What’s It Like to Party in the Chernobyl Exclusion Zone?

One journalist takes in a rave in an unusual location

A ferris wheel in an abandoned amusement park in the ghost town of Pripyat near the Chernobyl Nuclear Power Plant.

Cue up your preferred “nature is healing” memes. It hasn’t been too many years since tour groups first started venturing into the Chernobyl Exclusion Zone — which, it turns out, is a lot safer than it sounds, provided you follow certain safety precautions. (Something we’re all a lot more familiar with now.)

What’s the next logical step after taking a tour of the zone in question? For some enterprising souls, the answer is to throw a rave there.

Journalist Darmon Richter covered the phenomenon in his recent book Chernobyl: A Stalkers’ Guide. (Which gets bonus points for referencing one of the best films ever made in its title.) Literary Hub recently published an excerpt from Richter’s book, which makes for gripping reading — and might either inspire future travel plans or leave you satisfied to live vicariously.

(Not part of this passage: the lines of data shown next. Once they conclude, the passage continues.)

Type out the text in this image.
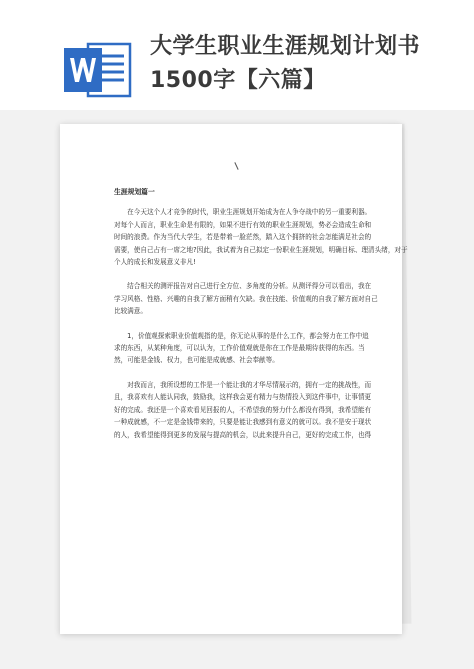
大学生职业生涯规划计划书1500字【六篇】
生涯规划篇一
　　在今天这个人才竞争的时代，职业生涯规划开始成为在人争夺战中的另一重要利器。
对每个人而言，职业生命是有限的，如果不进行有效的职业生涯规划，势必会造成生命和
时间的浪费。作为当代大学生，若是带着一脸茫然，踏入这个拥挤的社会怎能满足社会的
需要，使自己占有一席之地?因此，我试着为自己拟定一份职业生涯规划，明确目标、理清头绪，对于
个人的成长和发展意义非凡!
　　结合相关的测评报告对自己进行全方位、多角度的分析。从测评得分可以看出，我在
学习风格、性格、兴趣的自我了解方面稍有欠缺。我在技能、价值观的自我了解方面对自己
比较满意。
　　1，价值观探索职业价值观指的是，你无论从事的是什么工作，都会努力在工作中追
求的东西，从某种角度，可以认为，工作价值观就是你在工作是最期待获得的东西。当
然，可能是金钱、权力，也可能是成就感、社会奉献等。
　　对我而言，我所设想的工作是一个能让我的才华尽情展示的，拥有一定的挑战性，而
且，我喜欢有人能认同我，鼓励我，这样我会更有精力与热情投入到这件事中，让事情更
好的完成。我还是一个喜欢看见回报的人，不希望我的努力什么都没有得到，我希望能有
一种成就感，不一定是金钱带来的，只要是能让我感到有意义的就可以。我不是安于现状
的人，我希望能得到更多的发展与提高的机会，以此来提升自己，更好的完成工作，也得
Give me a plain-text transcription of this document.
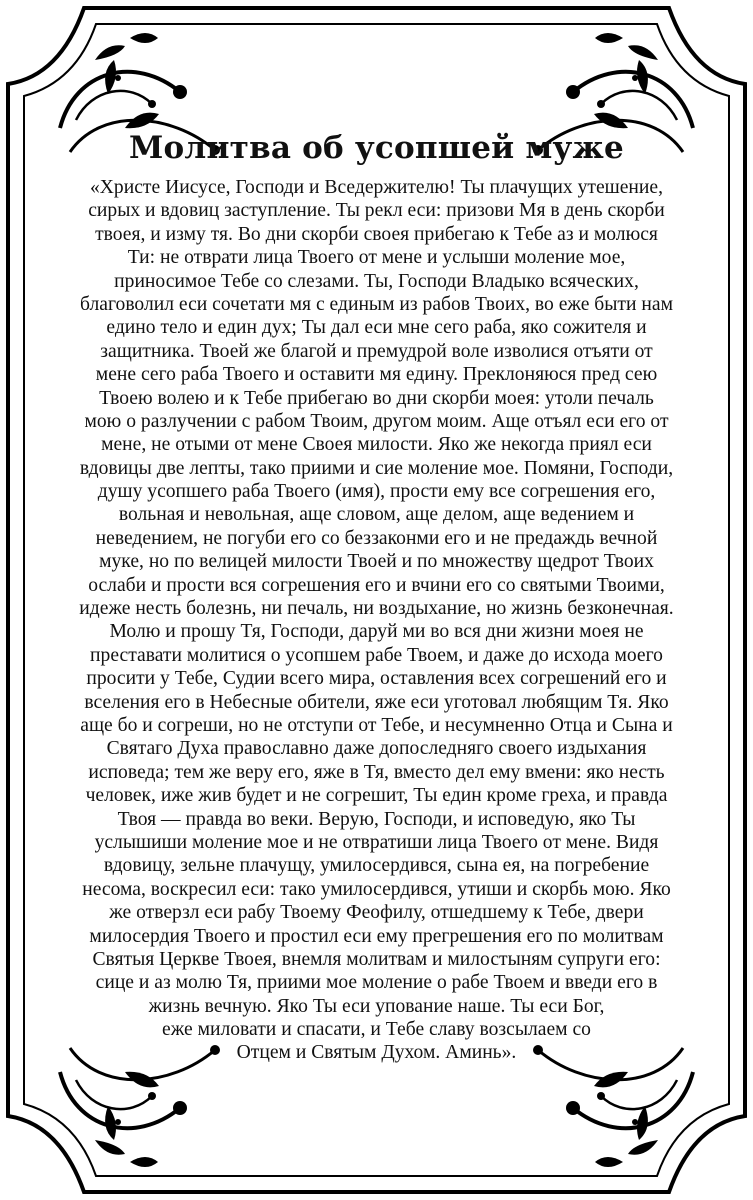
Молитва об усопшей муже
«Христе Иисусе, Господи и Вседержителю! Ты плачущих утешение,
сирых и вдовиц заступление. Ты рекл еси: призови Мя в день скорби
твоея, и изму тя. Во дни скорби своея прибегаю к Тебе аз и молюся
Ти: не отврати лица Твоего от мене и услыши моление мое,
приносимое Тебе со слезами. Ты, Господи Владыко всяческих,
благоволил еси сочетати мя с единым из рабов Твоих, во еже быти нам
едино тело и един дух; Ты дал еси мне сего раба, яко сожителя и
защитника. Твоей же благой и премудрой воле изволися отъяти от
мене сего раба Твоего и оставити мя едину. Преклоняюся пред сею
Твоею волею и к Тебе прибегаю во дни скорби моея: утоли печаль
мою о разлучении с рабом Твоим, другом моим. Аще отъял еси его от
мене, не отыми от мене Своея милости. Яко же некогда приял еси
вдовицы две лепты, тако приими и сие моление мое. Помяни, Господи,
душу усопшего раба Твоего (имя), прости ему все согрешения его,
вольная и невольная, аще словом, аще делом, аще ведением и
неведением, не погуби его со беззаконми его и не предаждь вечной
муке, но по велицей милости Твоей и по множеству щедрот Твоих
ослаби и прости вся согрешения его и вчини его со святыми Твоими,
идеже несть болезнь, ни печаль, ни воздыхание, но жизнь безконечная.
Молю и прошу Тя, Господи, даруй ми во вся дни жизни моея не
преставати молитися о усопшем рабе Твоем, и даже до исхода моего
просити у Тебе, Судии всего мира, оставления всех согрешений его и
вселения его в Небесные обители, яже еси уготовал любящим Тя. Яко
аще бо и согреши, но не отступи от Тебе, и несумненно Отца и Сына и
Святаго Духа православно даже допоследняго своего издыхания
исповеда; тем же веру его, яже в Тя, вместо дел ему вмени: яко несть
человек, иже жив будет и не согрешит, Ты един кроме греха, и правда
Твоя — правда во веки. Верую, Господи, и исповедую, яко Ты
услышиши моление мое и не отвратиши лица Твоего от мене. Видя
вдовицу, зельне плачущу, умилосердився, сына ея, на погребение
несома, воскресил еси: тако умилосердився, утиши и скорбь мою. Яко
же отверзл еси рабу Твоему Феофилу, отшедшему к Тебе, двери
милосердия Твоего и простил еси ему прегрешения его по молитвам
Святыя Церкве Твоея, внемля молитвам и милостыням супруги его:
сице и аз молю Тя, приими мое моление о рабе Твоем и введи его в
жизнь вечную. Яко Ты еси упование наше. Ты еси Бог,
еже миловати и спасати, и Тебе славу возсылаем со
Отцем и Святым Духом. Аминь».
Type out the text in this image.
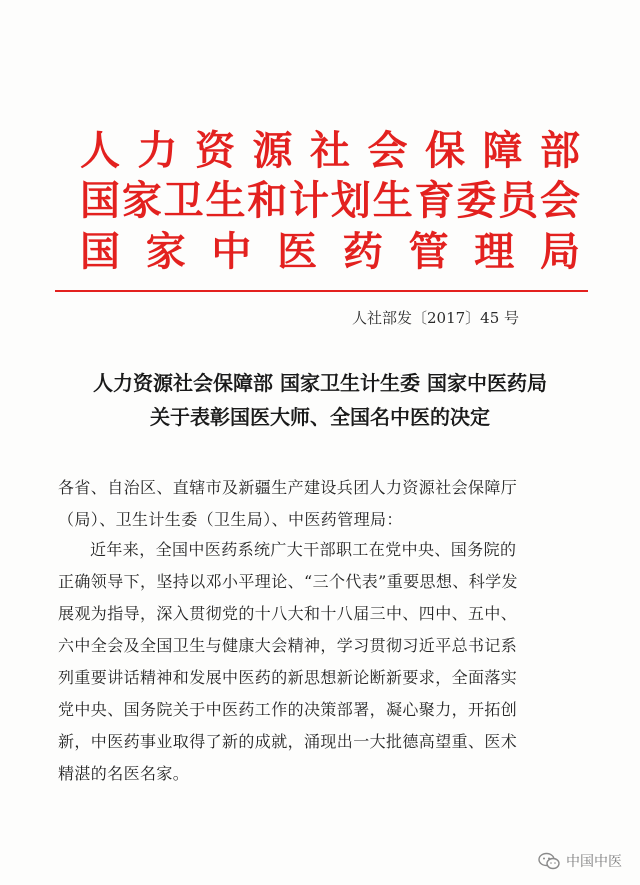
人力资源社会保障部
国家卫生和计划生育委员会
国家中医药管理局
人社部发〔2017〕45 号
人力资源社会保障部 国家卫生计生委 国家中医药局
关于表彰国医大师、全国名中医的决定
各省、自治区、直辖市及新疆生产建设兵团人力资源社会保障厅
（局）、卫生计生委（卫生局）、中医药管理局：
近年来，全国中医药系统广大干部职工在党中央、国务院的
正确领导下，坚持以邓小平理论、“三个代表”重要思想、科学发
展观为指导，深入贯彻党的十八大和十八届三中、四中、五中、
六中全会及全国卫生与健康大会精神，学习贯彻习近平总书记系
列重要讲话精神和发展中医药的新思想新论断新要求，全面落实
党中央、国务院关于中医药工作的决策部署，凝心聚力，开拓创
新，中医药事业取得了新的成就，涌现出一大批德高望重、医术
精湛的名医名家。
中国中医
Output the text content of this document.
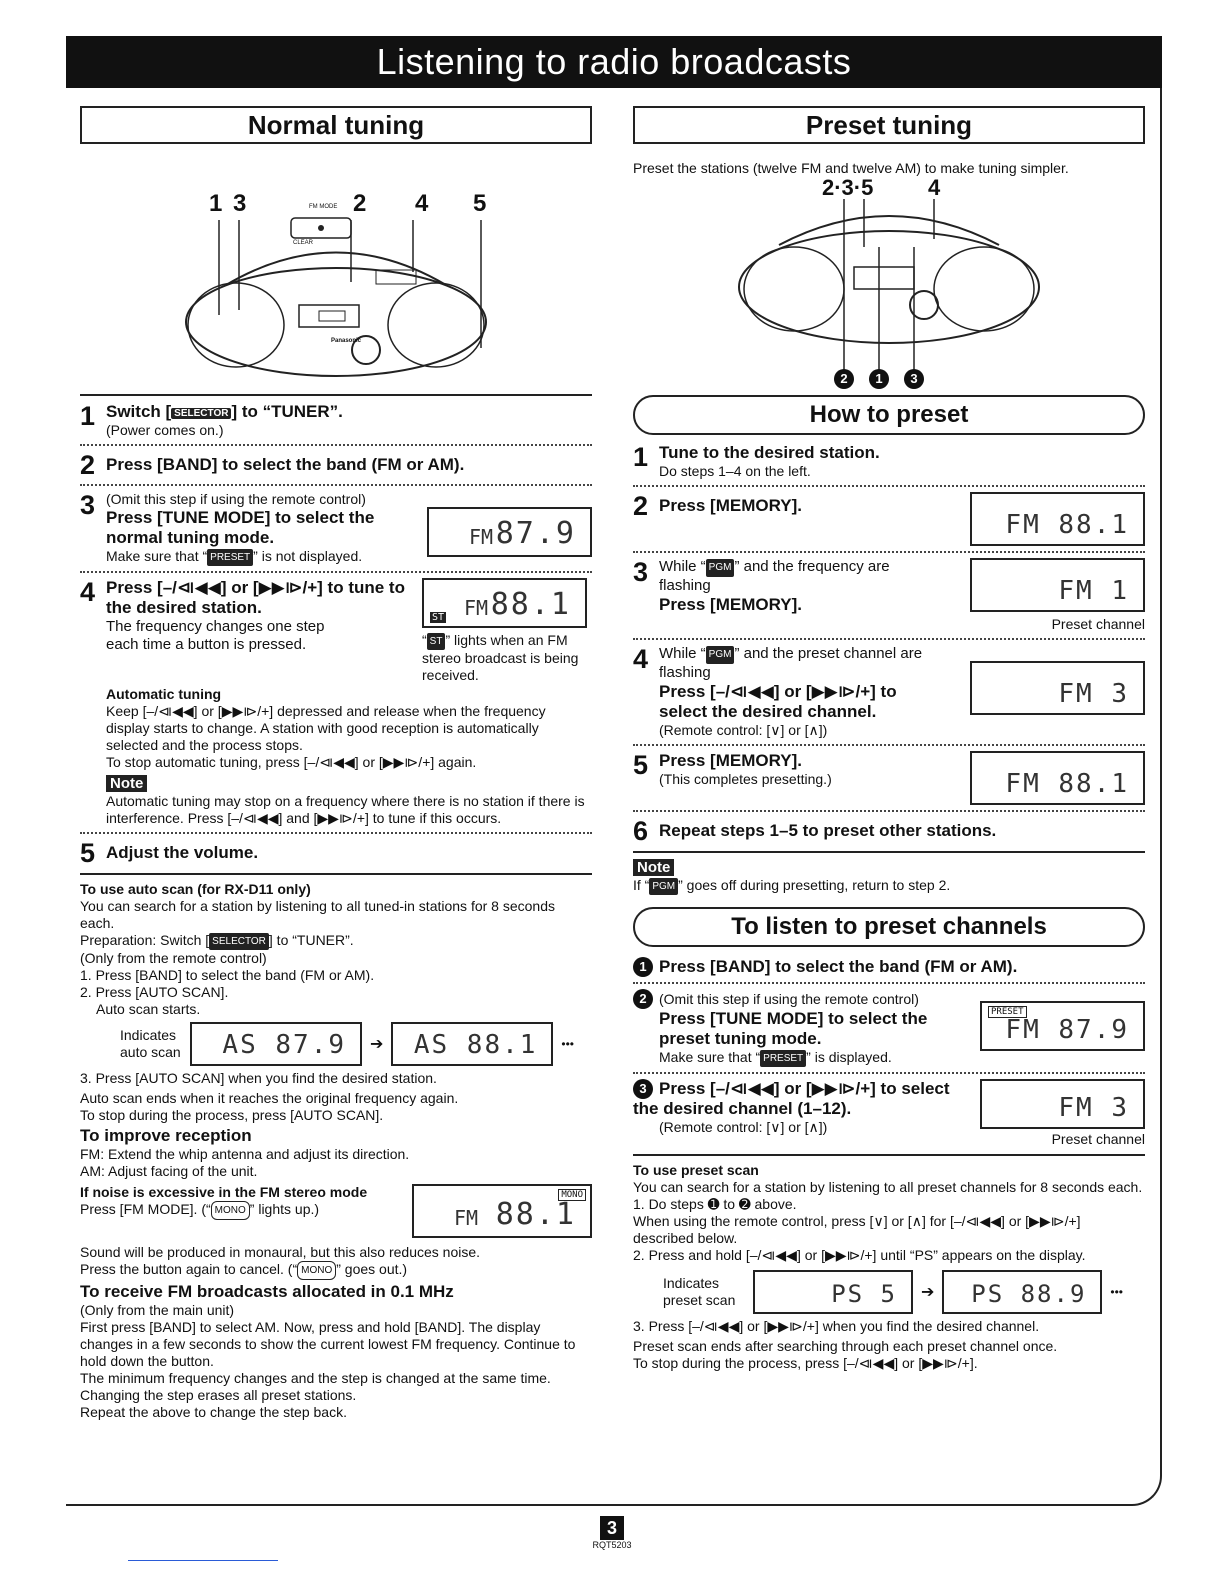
Listening to radio broadcasts
Normal tuning
1 3	2 4 5
FM MODE
CLEAR
Panasonic
1 Switch [ SELECTOR ] to “TUNER”.
(Power comes on.)
2 Press [BAND] to select the band (FM or AM).
3 (Omit this step if using the remote control)
Press [TUNE MODE] to select the normal tuning mode.
Make sure that “ PRESET ” is not displayed.
FM 87.9
4 Press [–/⧏◀◀] or [▶▶⧐/+] to tune to the desired station.
The frequency changes one step each time a button is pressed.
ST FM 88.1
“ ST ” lights when an FM stereo broadcast is being received.
Automatic tuning
Keep [–/⧏◀◀] or [▶▶⧐/+] depressed and release when the frequency display starts to change. A station with good reception is automatically selected and the process stops.
To stop automatic tuning, press [–/⧏◀◀] or [▶▶⧐/+] again.
Note
Automatic tuning may stop on a frequency where there is no station if there is interference. Press [–/⧏◀◀] and [▶▶⧐/+] to tune if this occurs.
5 Adjust the volume.
To use auto scan (for RX-D11 only)
You can search for a station by listening to all tuned-in stations for 8 seconds each.
Preparation: Switch [ SELECTOR ] to “TUNER”.
(Only from the remote control)
1. Press [BAND] to select the band (FM or AM).
2. Press [AUTO SCAN].
Auto scan starts.
Indicates auto scan	AS 87.9 ➔ AS 88.1 •••
3. Press [AUTO SCAN] when you find the desired station.
Auto scan ends when it reaches the original frequency again.
To stop during the process, press [AUTO SCAN].
To improve reception
FM: Extend the whip antenna and adjust its direction.
AM: Adjust facing of the unit.
If noise is excessive in the FM stereo mode
Press [FM MODE]. (“ MONO ” lights up.)
MONO
FM 88.1
Sound will be produced in monaural, but this also reduces noise.
Press the button again to cancel. (“ MONO ” goes out.)
To receive FM broadcasts allocated in 0.1 MHz
(Only from the main unit)
First press [BAND] to select AM. Now, press and hold [BAND]. The display changes in a few seconds to show the current lowest FM frequency. Continue to hold down the button.
The minimum frequency changes and the step is changed at the same time. Changing the step erases all preset stations.
Repeat the above to change the step back.
Preset tuning
Preset the stations (twelve FM and twelve AM) to make tuning simpler.
2·3·5 4
2	1	3
How to preset
1 Tune to the desired station.
Do steps 1–4 on the left.
2 Press [MEMORY].
FM 88.1
3 While “ PGM ” and the frequency are flashing
Press [MEMORY].	FM 1
Preset channel
4 While “ PGM ” and the preset channel are flashing
Press [–/⧏◀◀] or [▶▶⧐/+] to select the desired channel.
(Remote control: [∨] or [∧])
FM 3
5 Press [MEMORY].
(This completes presetting.)	FM 88.1
6 Repeat steps 1–5 to preset other stations.
Note
If “ PGM ” goes off during presetting, return to step 2.
To listen to preset channels
1 Press [BAND] to select the band (FM or AM).
2 (Omit this step if using the remote control)
Press [TUNE MODE] to select the preset tuning mode.
Make sure that “ PRESET ” is displayed.
PRESET
FM 87.9
3 Press [–/⧏◀◀] or [▶▶⧐/+] to select the desired channel (1–12).
(Remote control: [∨] or [∧])
FM 3
Preset channel
To use preset scan
You can search for a station by listening to all preset channels for 8 seconds each.
1. Do steps ➊ to ➋ above.
When using the remote control, press [∨] or [∧] for [–/⧏◀◀] or [▶▶⧐/+] described below.
2. Press and hold [–/⧏◀◀] or [▶▶⧐/+] until “PS” appears on the display.
Indicates preset scan	PS 5 ➔ PS 88.9 •••
3. Press [–/⧏◀◀] or [▶▶⧐/+] when you find the desired channel.
Preset scan ends after searching through each preset channel once.
To stop during the process, press [–/⧏◀◀] or [▶▶⧐/+].
3
RQT5203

The excerpt finds Richter in the town of Hubyn, on the edge of the Exclusion Zone. The scene includes a relatively diverse group of partygoers, drinks dubbed the “Black Stalker” and an atmosphere that, location aside, seems relatively similar to countless other raves across the world.

Richter spoke with one DJ who offered a relatively even-keeled take on the phenomenon. “It’s like the Kyiv rave scene, taking over the Zone. I thought it was strange at first, when they asked me to play here,” the DJ recalled. “But then I thought, why not? Chernobyl is ours, it’s our history. I think it’s good to bring life back here, to express new emotions in this place.”

As methods of urban revival go, it’s an especially surreal one — though over the years, there have certainly been stranger methods as well.